Given that right now I'm wrapping up work on my Valentine's menu (and given that the holiday is just around the corner), I'm sticking with cocktails I've been working on for that.  One of the things I love to do is introduce people to liquors they think they don't like through drinks that I'm pretty certain they'll like.  The Lady Godiva's Stand from my last entry is one great example of that (it features Cognac, and people seem to be scared of Cognac, for some reason), and this is another (tequila is another that too many people seem to shy away from).

St. Cupid's Arrow
Glass:  Champagne flute
Method: Shake and Strain
Garnish: No garnish, though if you have elderflowers that aren't riddled with pesticides or other chemicals, one floating would be lovely, as they are edible.

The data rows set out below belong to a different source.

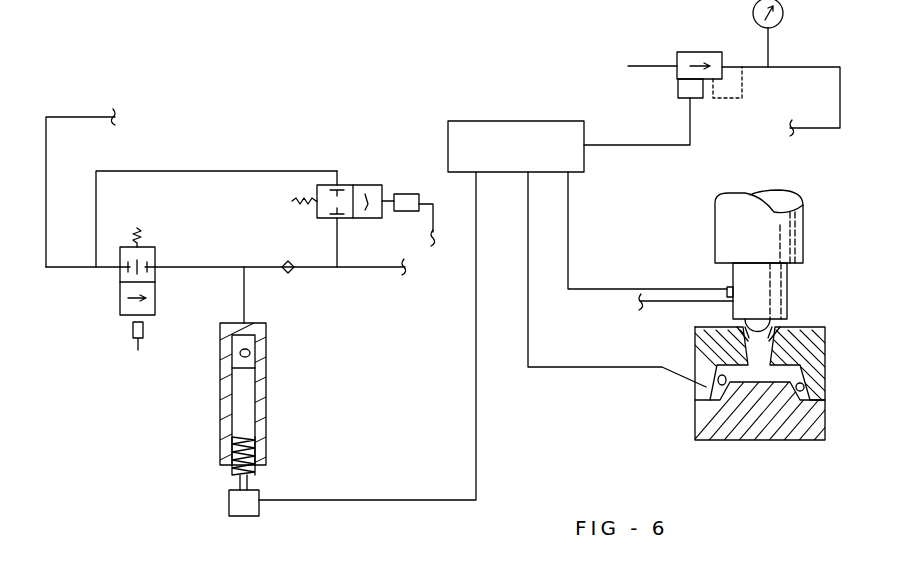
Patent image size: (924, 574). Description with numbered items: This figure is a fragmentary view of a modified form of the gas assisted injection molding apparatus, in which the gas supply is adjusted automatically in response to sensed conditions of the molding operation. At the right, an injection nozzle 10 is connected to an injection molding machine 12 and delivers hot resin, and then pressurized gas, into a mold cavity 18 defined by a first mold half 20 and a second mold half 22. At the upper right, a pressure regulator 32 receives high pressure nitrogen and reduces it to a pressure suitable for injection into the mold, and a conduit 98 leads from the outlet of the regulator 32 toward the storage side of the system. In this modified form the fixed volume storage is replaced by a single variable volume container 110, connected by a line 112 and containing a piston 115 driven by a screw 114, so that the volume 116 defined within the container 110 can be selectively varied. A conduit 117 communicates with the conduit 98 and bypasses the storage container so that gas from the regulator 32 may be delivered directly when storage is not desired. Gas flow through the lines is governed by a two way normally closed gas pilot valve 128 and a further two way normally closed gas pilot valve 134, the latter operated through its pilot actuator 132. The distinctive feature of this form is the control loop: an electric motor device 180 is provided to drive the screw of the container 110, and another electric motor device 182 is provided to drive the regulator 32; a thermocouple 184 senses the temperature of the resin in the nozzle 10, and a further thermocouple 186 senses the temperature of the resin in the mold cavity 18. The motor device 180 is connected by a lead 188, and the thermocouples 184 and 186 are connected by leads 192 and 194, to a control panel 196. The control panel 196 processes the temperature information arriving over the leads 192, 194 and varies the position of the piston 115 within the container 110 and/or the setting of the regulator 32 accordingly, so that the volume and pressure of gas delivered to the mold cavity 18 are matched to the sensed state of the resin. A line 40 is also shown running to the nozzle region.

The injection nozzle 10 is at (793, 304).
The injection molding machine 12 is at (803, 240).
The mold cavity 18 is at (804, 387).
The first mold half 20 is at (825, 357).
The second mold half 22 is at (826, 422).
The pressure regulator 32 is at (703, 49).
The line 40 is at (690, 303).
The conduit 98 is at (86, 117).
The variable volume container 110 is at (247, 402).
The line 112 is at (246, 300).
The screw 114 is at (257, 476).
The piston 115 is at (257, 405).
The volume 116 is at (250, 356).
The conduit 117 is at (210, 171).
The two way normally closed gas pilot valve 128 is at (163, 256).
The pilot actuator 132 is at (405, 193).
The two way normally closed gas pilot valve 134 is at (362, 180).
The electric motor device 180 is at (226, 503).
The electric motor device 182 is at (678, 86).
The thermocouple 184 is at (727, 290).
The thermocouple 186 is at (712, 394).
The lead 188 is at (476, 410).
The lead 192 is at (568, 250).
The lead 194 is at (528, 315).
The control panel 196 is at (516, 146).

.75 oz Sauza Hornitos Plata tequila
.5 oz St. Germain elderflower liqueur
 Dash of simple syrup


Shake the above ingredients with ice, and strain into a champagne flute.  Fill with a dry prosecco.

On naming:  This is a drink where the name came before the cocktail.  I rarely attempt this because I'm generally terrible at pairing what would taste like the name sounds.  This started as "Cupid's Arrow" for a suitably Valentine's-y drink, and I added the "St." when I decided to use the St. Germain.

On my Valentine's menu in general:   You'll probably notice that my Valentine's cocktails are actually fairly simple to execute.  Valentine's weekend is notoriously busy in the restaurant industry, and I wanted to make it as painless as possible for my bartenders.  While our normal drink menu (which will also be available that weekend as usual) contains a lot of fresh-squeezed juices and other things that take some time and patience to execute, I wanted to give them a bit of a break on one of the busiest weekends of the industry.  I love craft cocktails, and cocktails that take love and time and effort, but learning to balance that with a restaurant space that used to be corporate and so seats over 200 once the patios are open this summer (yet only has a 12-seat bar) has definitely been a learning curve.